It's an okay design. I wish the street-level portion was less foreboding, unwelcoming, alienating, monolithic, etc. It doesn't seem to fit with the whole "2nd Street District" culture. But that's typically what you get with office buildings; some generic, minimally-disruptive "upscale" restaurant non-entity and that's it. No real retail tenants to provide value to the city; those are too much of a hassle, I guess. And nothing any normal Austinite would patronize. In truth, this building doesn't really provide any value to the city at all other than the jobs it creates and the taxes collected from it. It's a vacuum. None of us regular people are going to grow to love and appreciate this building. I doubt any of us will ever even enter the premises. Contrast that with Block 1 which will have a multitude of uses and tenants. There are various different reasons we could foresee us ending up in that building. It will be lively and interesting; a worthy addition to downtown Austin.

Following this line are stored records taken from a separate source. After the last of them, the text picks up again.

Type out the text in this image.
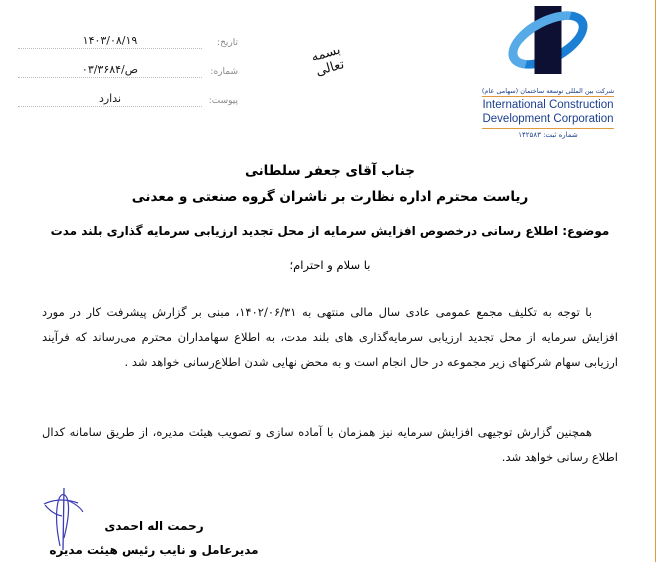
شرکت بین المللی توسعه ساختمان (سهامی عام)
International Construction
Development Corporation
شماره ثبت: ۱۴۲۵۸۳
بسمه تعالی
تاریخ:
۱۴۰۳/۰۸/۱۹
شماره:
۰۳/۳۶۸۴/ص
پیوست:
ندارد
جناب آقای جعفر سلطانی
ریاست محترم اداره نظارت بر ناشران گروه صنعتی و معدنی
موضوع: اطلاع رسانی درخصوص افزایش سرمایه از محل تجدید ارزیابی سرمایه گذاری بلند مدت
با سلام و احترام؛
با توجه به تکلیف مجمع عمومی عادی سال مالی منتهی به ۱۴۰۲/۰۶/۳۱، مبنی بر گزارش پیشرفت کار در مورد افزایش سرمایه از محل تجدید ارزیابی سرمایه‌گذاری های بلند مدت، به اطلاع سهامداران محترم می‌رساند که فرآیند ارزیابی سهام شرکتهای زیر مجموعه در حال انجام است و به محض نهایی شدن اطلاع‌رسانی خواهد شد .
همچنین گزارش توجیهی افزایش سرمایه نیز همزمان با آماده سازی و تصویب هیئت مدیره، از طریق سامانه کدال اطلاع رسانی خواهد شد.
رحمت اله احمدی
مدیرعامل و نایب رئیس هیئت مدیره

But, to me, Block 23 is pretty indicative of the type of project that turns downtowns into ghost towns. Everybody's gone by 5 or 6 o'clock except for a small waitstaff and a small, economically-privileged restaurant clientele, which is gone by 10:30-11:00. Then, it's just a big hulking beast for people to walk by, be mildly creeped out by, and subtly resent for being a sterile husk of corporate culture rather than something valuable to the community.
Think about all of the office buildings in Austin and tell me which ones add to Austin's culture. Few do. Most follow the same basic archetype and do nothing but fill up space after sundown. They're what occupied downtown Austin in an era when most of downtown Austin itself was a ghost town. We gotta be careful about how many buildings like this we allow. It would be one thing if it were big, but it's really not.
Looking at this picture, I take some small solace knowing that Block 24 will be condos and very tall. Still, I wish these developers would think more outside the box when it comes to Austin (we expect to be treated differently than other cities) and give the people something they can patronize more often.